Gathering will not come cheap. The city estimates landscaping the road to not look like a road will cost $10,000. A concerned resident explained, “People are car programmed. Yellow lines, solid white lines, dotted white lines, red lines and traffic signs tell people how to react. The city will need to eliminate these visual cues in favor of a setting that doesn’t require car companions. Some residents are anticipated to have difficulty making the carless transition. They’ve spent lifetimes gathering with their car. It’s a strong bond and one not easily broken. A city driver anxiety fund has been established to help afflicted residents make the separation. Also, a car anxiety fund has been established to start cars to keep batteries fully charged, while their owners are gathering without them.
The request for Park Plaza has come from the Chamber of Commerce, Transition Laguna and the Beautification Council.
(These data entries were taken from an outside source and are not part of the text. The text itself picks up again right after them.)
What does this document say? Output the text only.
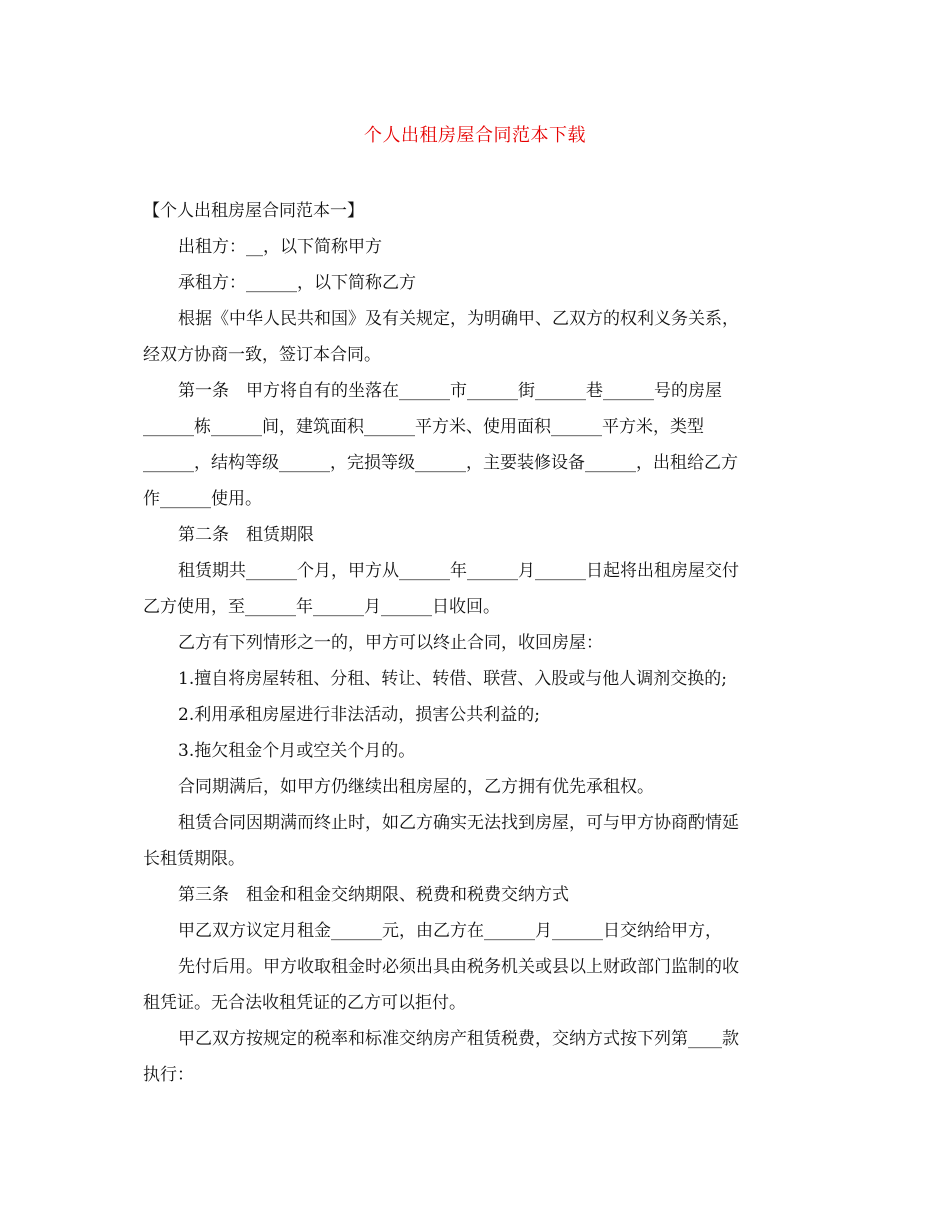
个人出租房屋合同范本下载
【个人出租房屋合同范本一】
出租方：__，以下简称甲方
承租方：______，以下简称乙方
根据《中华人民共和国》及有关规定，为明确甲、乙双方的权利义务关系，
经双方协商一致，签订本合同。
第一条　甲方将自有的坐落在______市______街______巷______号的房屋
______栋______间，建筑面积______平方米、使用面积______平方米，类型
______，结构等级______，完损等级______，主要装修设备______，出租给乙方
作______使用。
第二条　租赁期限
租赁期共______个月，甲方从______年______月______日起将出租房屋交付
乙方使用，至______年______月______日收回。
乙方有下列情形之一的，甲方可以终止合同，收回房屋：
1.擅自将房屋转租、分租、转让、转借、联营、入股或与他人调剂交换的;
2.利用承租房屋进行非法活动，损害公共利益的;
3.拖欠租金个月或空关个月的。
合同期满后，如甲方仍继续出租房屋的，乙方拥有优先承租权。
租赁合同因期满而终止时，如乙方确实无法找到房屋，可与甲方协商酌情延
长租赁期限。
第三条　租金和租金交纳期限、税费和税费交纳方式
甲乙双方议定月租金______元，由乙方在______月______日交纳给甲方，
先付后用。甲方收取租金时必须出具由税务机关或县以上财政部门监制的收
租凭证。无合法收租凭证的乙方可以拒付。
甲乙双方按规定的税率和标准交纳房产租赁税费，交纳方式按下列第____款
执行：
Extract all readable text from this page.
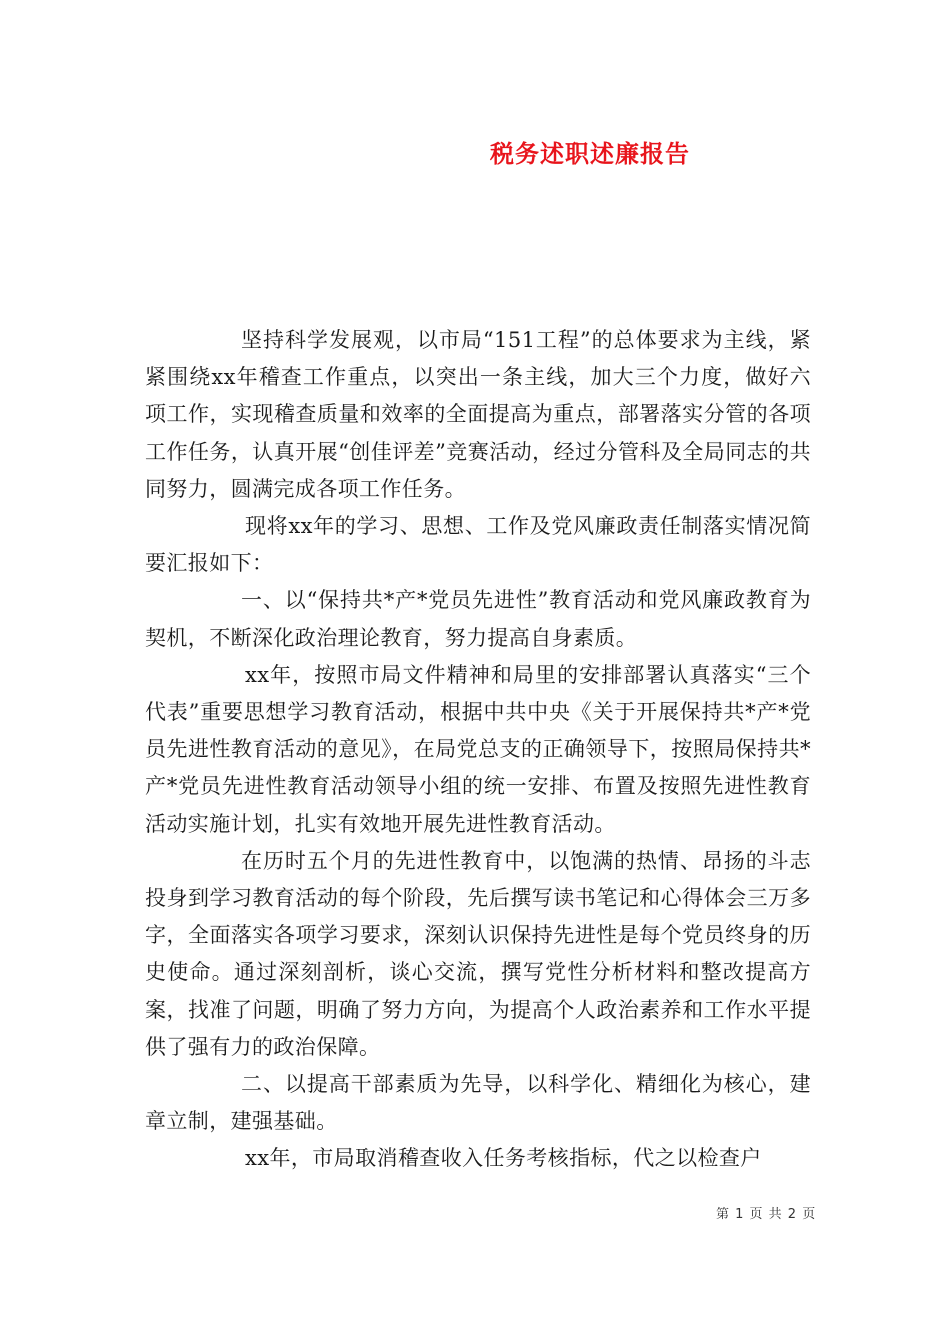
税务述职述廉报告

坚持科学发展观，以市局“151工程”的总体要求为主线，紧紧围绕xx年稽查工作重点，以突出一条主线，加大三个力度，做好六项工作，实现稽查质量和效率的全面提高为重点，部署落实分管的各项工作任务，认真开展“创佳评差”竞赛活动，经过分管科及全局同志的共同努力，圆满完成各项工作任务。

现将xx年的学习、思想、工作及党风廉政责任制落实情况简要汇报如下：

一、以“保持共*产*党员先进性”教育活动和党风廉政教育为契机，不断深化政治理论教育，努力提高自身素质。

xx年，按照市局文件精神和局里的安排部署认真落实“三个代表”重要思想学习教育活动，根据中共中央《关于开展保持共*产*党员先进性教育活动的意见》，在局党总支的正确领导下，按照局保持共*产*党员先进性教育活动领导小组的统一安排、布置及按照先进性教育活动实施计划，扎实有效地开展先进性教育活动。

在历时五个月的先进性教育中，以饱满的热情、昂扬的斗志投身到学习教育活动的每个阶段，先后撰写读书笔记和心得体会三万多字，全面落实各项学习要求，深刻认识保持先进性是每个党员终身的历史使命。通过深刻剖析，谈心交流，撰写党性分析材料和整改提高方案，找准了问题，明确了努力方向，为提高个人政治素养和工作水平提供了强有力的政治保障。

二、以提高干部素质为先导，以科学化、精细化为核心，建章立制，建强基础。

xx年，市局取消稽查收入任务考核指标，代之以检查户

第 1 页 共 2 页
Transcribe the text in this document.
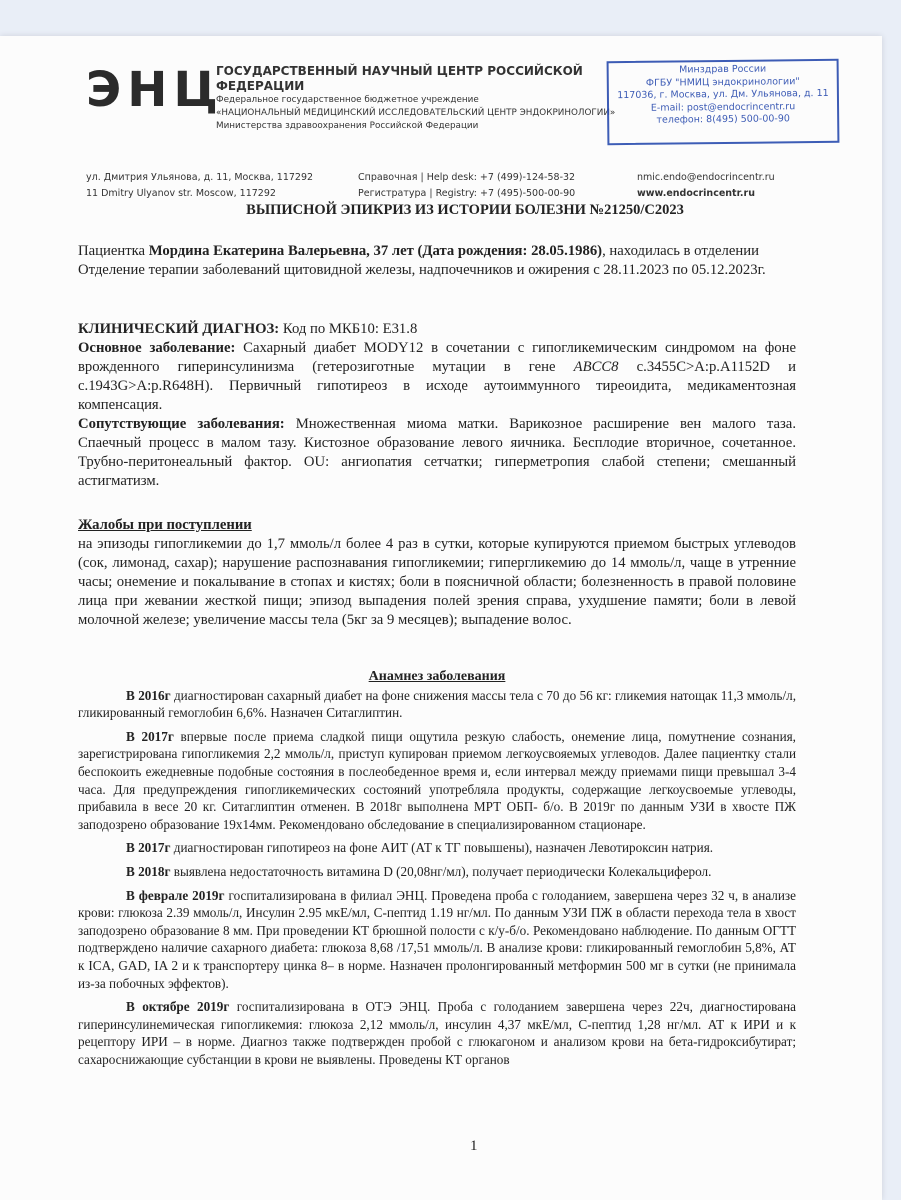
ЭНЦ
ГОСУДАРСТВЕННЫЙ НАУЧНЫЙ ЦЕНТР РОССИЙСКОЙ ФЕДЕРАЦИИ
Федеральное государственное бюджетное учреждение
«НАЦИОНАЛЬНЫЙ МЕДИЦИНСКИЙ ИССЛЕДОВАТЕЛЬСКИЙ ЦЕНТР ЭНДОКРИНОЛОГИИ»
Министерства здравоохранения Российской Федерации
Минздрав России
ФГБУ "НМИЦ эндокринологии"
117036, г. Москва, ул. Дм. Ульянова, д. 11
E-mail: post@endocrincentr.ru
телефон: 8(495) 500-00-90
ул. Дмитрия Ульянова, д. 11, Москва, 117292
11 Dmitry Ulyanov str. Moscow, 117292
Справочная | Help desk: +7 (499)-124-58-32
Регистратура | Registry: +7 (495)-500-00-90
nmic.endo@endocrincentr.ru
www.endocrincentr.ru
ВЫПИСНОЙ ЭПИКРИЗ ИЗ ИСТОРИИ БОЛЕЗНИ №21250/С2023
Пациентка Мордина Екатерина Валерьевна, 37 лет (Дата рождения: 28.05.1986), находилась в отделении Отделение терапии заболеваний щитовидной железы, надпочечников и ожирения с 28.11.2023 по 05.12.2023г.

КЛИНИЧЕСКИЙ ДИАГНОЗ: Код по МКБ10: E31.8

Основное заболевание: Сахарный диабет MODY12 в сочетании с гипогликемическим синдромом на фоне врожденного гиперинсулинизма (гетерозиготные мутации в гене ABCC8 c.3455C>A:p.A1152D и c.1943G>A:p.R648H). Первичный гипотиреоз в исходе аутоиммунного тиреоидита, медикаментозная компенсация.

Сопутствующие заболевания: Множественная миома матки. Варикозное расширение вен малого таза. Спаечный процесс в малом тазу. Кистозное образование левого яичника. Бесплодие вторичное, сочетанное. Трубно-перитонеальный фактор. OU: ангиопатия сетчатки; гиперметропия слабой степени; смешанный астигматизм.

Жалобы при поступлении
на эпизоды гипогликемии до 1,7 ммоль/л более 4 раз в сутки, которые купируются приемом быстрых углеводов (сок, лимонад, сахар); нарушение распознавания гипогликемии; гипергликемию до 14 ммоль/л, чаще в утренние часы; онемение и покалывание в стопах и кистях; боли в поясничной области; болезненность в правой половине лица при жевании жесткой пищи; эпизод выпадения полей зрения справа, ухудшение памяти; боли в левой молочной железе; увеличение массы тела (5кг за 9 месяцев); выпадение волос.
Анамнез заболевания

В 2016г диагностирован сахарный диабет на фоне снижения массы тела с 70 до 56 кг: гликемия натощак 11,3 ммоль/л, гликированный гемоглобин 6,6%. Назначен Ситаглиптин.

В 2017г впервые после приема сладкой пищи ощутила резкую слабость, онемение лица, помутнение сознания, зарегистрирована гипогликемия 2,2 ммоль/л, приступ купирован приемом легкоусвояемых углеводов. Далее пациентку стали беспокоить ежедневные подобные состояния в послеобеденное время и, если интервал между приемами пищи превышал 3-4 часа. Для предупреждения гипогликемических состояний употребляла продукты, содержащие легкоусвоемые углеводы, прибавила в весе 20 кг. Ситаглиптин отменен. В 2018г выполнена МРТ ОБП- б/о. В 2019г по данным УЗИ в хвосте ПЖ заподозрено образование 19х14мм. Рекомендовано обследование в специализированном стационаре.

В 2017г диагностирован гипотиреоз на фоне АИТ (АТ к ТГ повышены), назначен Левотироксин натрия.

В 2018г выявлена недостаточность витамина D (20,08нг/мл), получает периодически Колекальциферол.

В феврале 2019г госпитализирована в филиал ЭНЦ. Проведена проба с голоданием, завершена через 32 ч, в анализе крови: глюкоза 2.39 ммоль/л, Инсулин 2.95 мкЕ/мл, С-пептид 1.19 нг/мл. По данным УЗИ ПЖ в области перехода тела в хвост заподозрено образование 8 мм. При проведении КТ брюшной полости с к/у-б/о. Рекомендовано наблюдение. По данным ОГТТ подтверждено наличие сахарного диабета: глюкоза 8,68 /17,51 ммоль/л. В анализе крови: гликированный гемоглобин 5,8%, АТ к ICA, GAD, IA 2 и к транспортеру цинка 8– в норме. Назначен пролонгированный метформин 500 мг в сутки (не принимала из-за побочных эффектов).

В октябре 2019г госпитализирована в ОТЭ ЭНЦ. Проба с голоданием завершена через 22ч, диагностирована гиперинсулинемическая гипогликемия: глюкоза 2,12 ммоль/л, инсулин 4,37 мкЕ/мл, С-пептид 1,28 нг/мл. АТ к ИРИ и к рецептору ИРИ – в норме. Диагноз также подтвержден пробой с глюкагоном и анализом крови на бета-гидроксибутират; сахароснижающие субстанции в крови не выявлены. Проведены КТ органов

1
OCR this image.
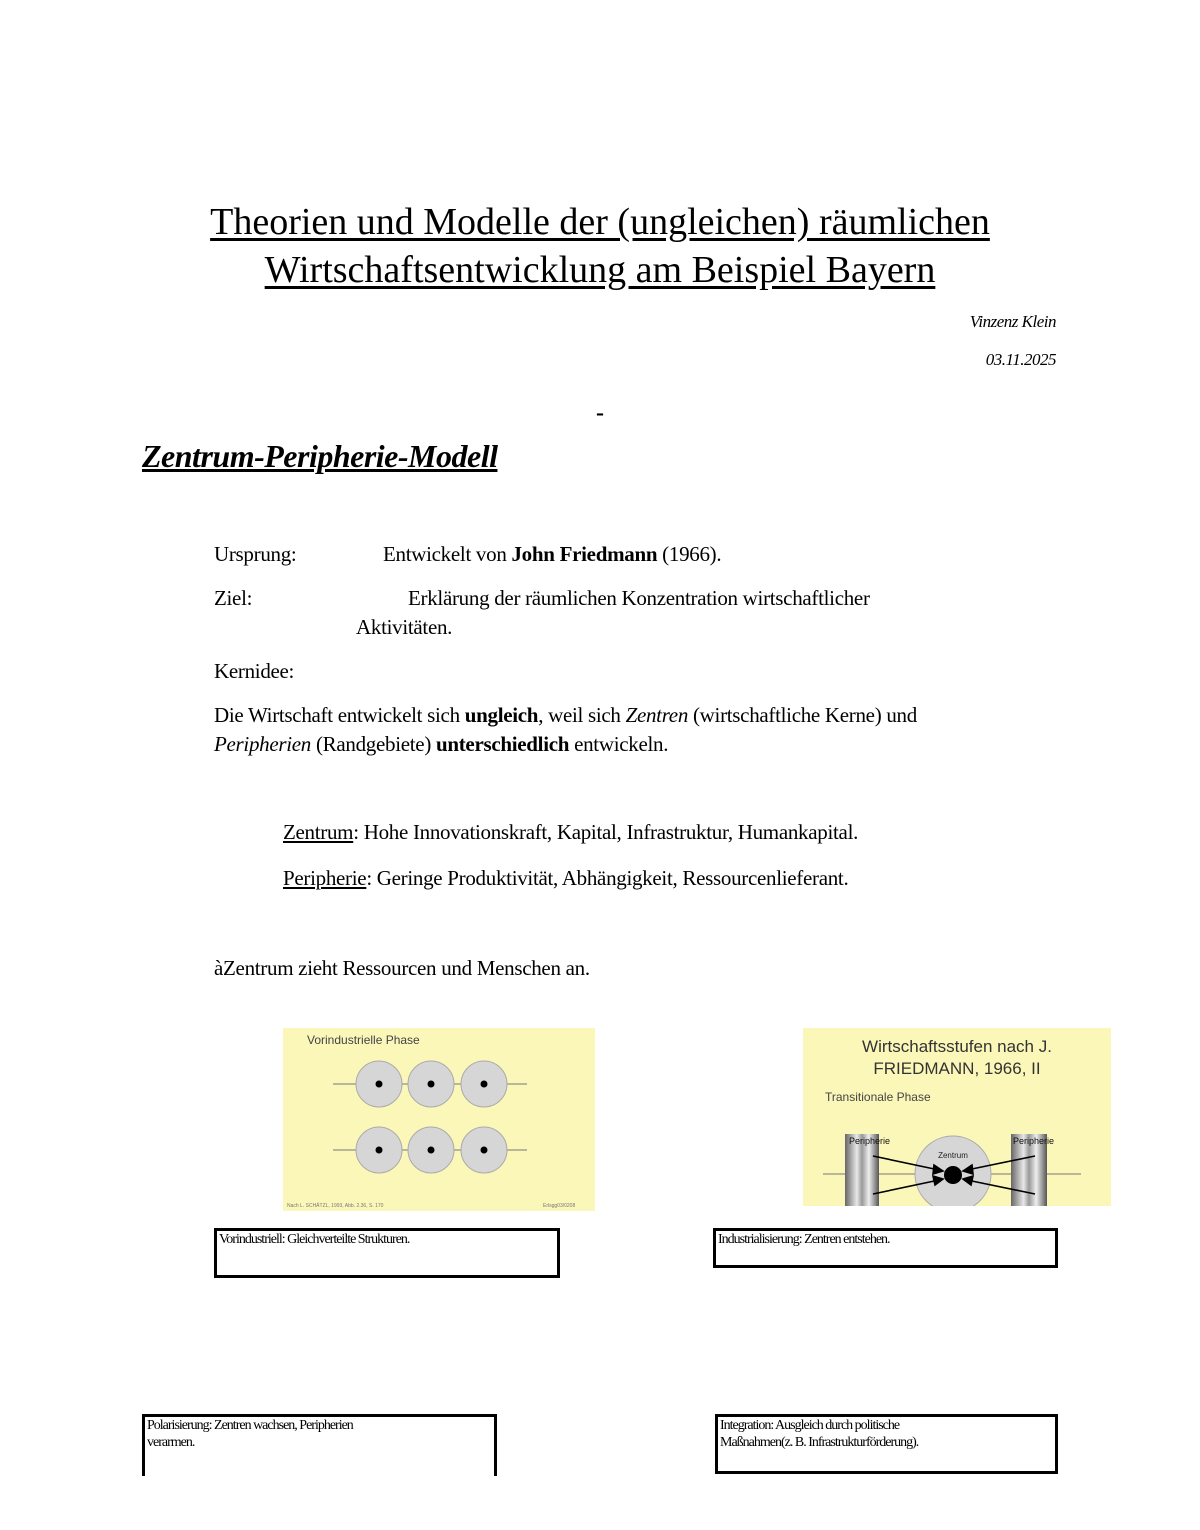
Theorien und Modelle der (ungleichen) räumlichen
Wirtschaftsentwicklung am Beispiel Bayern
Vinzenz Klein
03.11.2025
-
Zentrum-Peripherie-Modell
Ursprung:	Entwickelt von John Friedmann (1966).
Ziel:	Erklärung der räumlichen Konzentration wirtschaftlicher
Aktivitäten.
Kernidee:
Die Wirtschaft entwickelt sich ungleich, weil sich Zentren (wirtschaftliche Kerne) und
Peripherien (Randgebiete) unterschiedlich entwickeln.
Zentrum: Hohe Innovationskraft, Kapital, Infrastruktur, Humankapital.
Peripherie: Geringe Produktivität, Abhängigkeit, Ressourcenlieferant.
àZentrum zieht Ressourcen und Menschen an.
Vorindustrielle Phase
Nach L. SCHÄTZL, 1993, Abb. 2.36, S. 170	Erlsgg03/0208
Wirtschaftsstufen nach J.
FRIEDMANN, 1966, II
Transitionale Phase
Zentrum
Peripherie	Peripherie
Vorindustriell: Gleichverteilte Strukturen.	Industrialisierung: Zentren entstehen.
Polarisierung: Zentren wachsen, Peripherien
verarmen.
Integration: Ausgleich durch politische
Maßnahmen(z. B. Infrastrukturförderung).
To date, the homeless shelter has shown little interest and explained that their patrons prefer the Main Beach Boardwalk, Heisler Park and Shaw’s Cove when it comes to hanging out and gathering.
Crantz tells the Indy that he anticipates difficulty for Laguna library patrons who depend on lower Park Avenue to return their library books. Police discourage library users from throwing books out of car windows at the library. Police stress that books are our best friends and you would never throw friends out of a moving car. You wouldn’t, would you?